Your 3Cs Log should not be a single formal document. Instead, each entry should appear on an appropriate talk page on Wikipedia, most often your own user talk page, but sometimes an article’s talk page and another user’s talk page for comments and discussion. Wikipedia states, talk pages are for “improving the encyclopedia, not for expressing personal opinions on a subject or an editor.” Always keep this in mind when composing entries.Remember, as
You also might keep an index of your entries somewhere on a web site or a document on your local computer, just in case. It could list the date, topic, and link for each of your entries. This could come in handy if there was ever a question about keeping your log.
Frequency and Format of Entries
Tip: Because you’re writing on Wikipedia — i.e., on a web site that is meant to be read on the screen, it’s better to write more posts that are shorter and more focused, rather than those that resemble academic essays meant for paper.
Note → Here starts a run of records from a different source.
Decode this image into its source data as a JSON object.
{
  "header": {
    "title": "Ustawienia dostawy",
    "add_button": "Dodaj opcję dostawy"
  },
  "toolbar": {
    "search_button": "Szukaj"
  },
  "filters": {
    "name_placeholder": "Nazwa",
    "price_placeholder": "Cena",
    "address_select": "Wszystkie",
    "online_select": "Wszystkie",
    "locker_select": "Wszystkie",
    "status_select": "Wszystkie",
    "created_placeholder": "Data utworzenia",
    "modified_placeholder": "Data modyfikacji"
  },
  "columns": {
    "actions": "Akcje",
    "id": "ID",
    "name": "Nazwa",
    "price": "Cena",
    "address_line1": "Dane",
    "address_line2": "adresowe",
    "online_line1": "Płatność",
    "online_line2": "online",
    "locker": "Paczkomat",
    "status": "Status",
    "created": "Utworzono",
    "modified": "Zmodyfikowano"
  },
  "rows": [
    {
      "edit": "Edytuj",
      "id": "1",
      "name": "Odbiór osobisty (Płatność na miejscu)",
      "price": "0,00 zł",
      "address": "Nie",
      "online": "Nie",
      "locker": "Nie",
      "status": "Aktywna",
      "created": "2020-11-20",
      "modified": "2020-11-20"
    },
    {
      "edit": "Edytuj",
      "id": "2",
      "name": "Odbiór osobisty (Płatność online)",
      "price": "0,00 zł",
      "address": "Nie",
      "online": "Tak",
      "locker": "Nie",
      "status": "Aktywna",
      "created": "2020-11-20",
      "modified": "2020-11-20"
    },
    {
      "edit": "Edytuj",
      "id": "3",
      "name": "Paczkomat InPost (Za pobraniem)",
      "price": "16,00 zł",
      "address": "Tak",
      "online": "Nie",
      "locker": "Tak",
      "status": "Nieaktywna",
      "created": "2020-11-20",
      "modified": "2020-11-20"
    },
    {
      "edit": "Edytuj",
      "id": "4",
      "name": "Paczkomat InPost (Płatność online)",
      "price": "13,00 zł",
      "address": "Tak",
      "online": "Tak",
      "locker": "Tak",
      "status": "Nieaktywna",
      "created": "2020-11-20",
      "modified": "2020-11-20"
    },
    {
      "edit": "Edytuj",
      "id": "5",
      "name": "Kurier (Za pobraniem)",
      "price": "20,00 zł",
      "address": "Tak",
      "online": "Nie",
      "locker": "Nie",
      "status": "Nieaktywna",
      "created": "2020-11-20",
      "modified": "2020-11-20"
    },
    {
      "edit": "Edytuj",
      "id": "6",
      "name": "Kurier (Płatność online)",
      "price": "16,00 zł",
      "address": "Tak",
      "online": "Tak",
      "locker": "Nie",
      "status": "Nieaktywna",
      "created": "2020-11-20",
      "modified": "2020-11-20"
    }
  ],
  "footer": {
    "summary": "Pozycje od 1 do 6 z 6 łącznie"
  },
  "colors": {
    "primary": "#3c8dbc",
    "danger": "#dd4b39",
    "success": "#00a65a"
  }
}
See “Writing Top Ten” for strategies about writing for digital media.
Every time you work on Wikipedia for class, you should document it with an entry. Entries should range from 50–200 words, though they can be as long as necessary. They should be focused on a single topic or two. Entries should follow Wikipedia’s talk page conventions (especially for discussions), always including a signature at the end of an entry.
Use links to support what you write. If you discuss additions you made to an article, be sure you link to that article. In other words: use evidence to support what you say.
Commenting and Responding to Others
In addition to your own posts, you should also comment on your colleagues’ posts and respond to their comments when appropriate and necessary, using a notification. Try to comment on at least one other person’s log each time you make an entry on yours. Not only can you learn from what they’re writing, they could gain insights from your comments. Use the talk page format for commenting and responding.